Reformas do sistema previdenciário brasileiro
Enviada em 16/05/2018
A nova era social
A reforma da previdência social tem sido alvo de constantes discussões e debates, visto que, é uma proposta que visa interferir no sistema previdenciário de servidores públicos, militares e trabalhadores da iniciativa privada. Além de preparar o país para um nova ‘’era’’, a qual o número de idosos irá triplicar até 2050, segundo um estudo do IBGE, o que pode ocasionar um fenômeno denominado de déficit previdencial. Contudo, as medidas que devem ser tomadas são muito rígidas para um país que ainda está em desenvolvimento e que não leva em conta determinados fatores quando se trata da adoção da reforma.
Primeiramente, é importante destacar que alguns estados brasileiros, como o Maranhão, possuem uma expectativa de vida baixa se comparada a outras regiões. No caso, o estado expressa o menor índice do Brasil com uma média de 70 anos para a sua população, sendo para homens 66 anos e para mulheres 74 anos, de acordo com dados divulgados pelo IBGE. A partir disso, é possível notar que essas pessoas não se enquadram ou são prejudicadas com relação a idade mínima que será estabelecida pela reforma que é a de 65 anos para o recebimento integral ou parcial do benefício através do INSS.
Ademais, fazendo uma comparação entre a reforma de 2017 e de 2018, percebe-se uma tentativa de melhora em alguns dos quesitos apresentados, uma vez que, no primeiro ano foram propostos mecanismos abusivos maiores que de países desenvolvidos, como a implementação de 49 anos de contribuição para a população obter o salário integral de aposentadoria.

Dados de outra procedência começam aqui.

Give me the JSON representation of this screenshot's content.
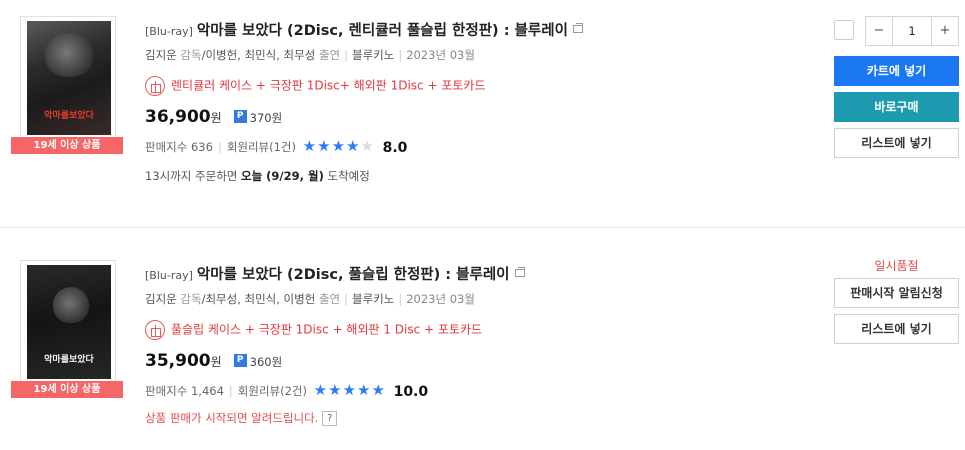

Diferentemente da França que com uma expectativa de vida de 82,67 anos estipula uma idade mínima igual a que pode ser inserida no Brasil e de 43 anos de contribuição para garantir o benefício completo a seus indivíduos.

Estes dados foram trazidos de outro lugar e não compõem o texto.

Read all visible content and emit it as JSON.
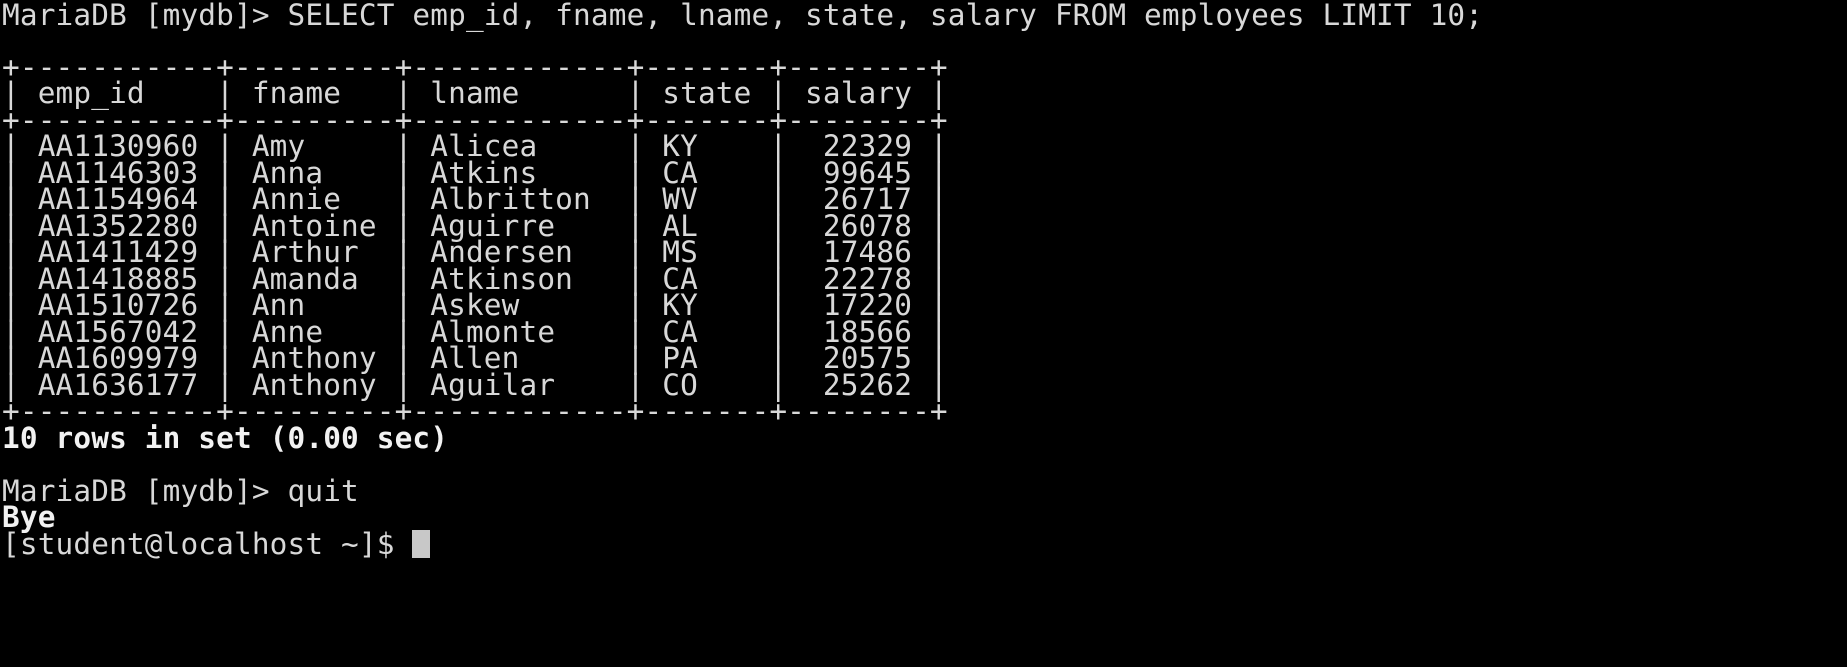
{
  "terminal": {
    "query_line": "MariaDB [mydb]> SELECT emp_id, fname, lname, state, salary FROM employees LIMIT 10;",
    "table": {
      "border": "+-----------+---------+------------+-------+--------+",
      "header": "| emp_id    | fname   | lname      | state | salary |",
      "rows": [
        "| AA1130960 | Amy     | Alicea     | KY    |  22329 |",
        "| AA1146303 | Anna    | Atkins     | CA    |  99645 |",
        "| AA1154964 | Annie   | Albritton  | WV    |  26717 |",
        "| AA1352280 | Antoine | Aguirre    | AL    |  26078 |",
        "| AA1411429 | Arthur  | Andersen   | MS    |  17486 |",
        "| AA1418885 | Amanda  | Atkinson   | CA    |  22278 |",
        "| AA1510726 | Ann     | Askew      | KY    |  17220 |",
        "| AA1567042 | Anne    | Almonte    | CA    |  18566 |",
        "| AA1609979 | Anthony | Allen      | PA    |  20575 |",
        "| AA1636177 | Anthony | Aguilar    | CO    |  25262 |"
      ]
    },
    "result_summary": "10 rows in set (0.00 sec)",
    "quit_line": "MariaDB [mydb]> quit",
    "bye_line": "Bye",
    "shell_prompt": "[student@localhost ~]$ "
  }
}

Portanto, instituir uma manutenção na previdência social brasileira se faz necessária frente as seguintes transformações que o país irá enfrentar, dado que, esse setor favorece a faixa etária idosa atual e no futuro os adultos que hoje compõem o mercado de trabalho. Porém, tais medidas devem ser implantadas de forma gradual e saudável para que os habitantes possam se adaptar as mudanças proporcionadas pela reforma. Também, cabe ao Governo Federal melhorar as condições de vida dos estados mais pobres, por meio de investimentos na construção de postos de saúde e de escolas que possuam, pelo menos, itens básicos de educação, a fim de que essas pessoas sejam levadas em consideração diante do emprego de determinadas ações ou leis e que seus direitos possam ser respeitados.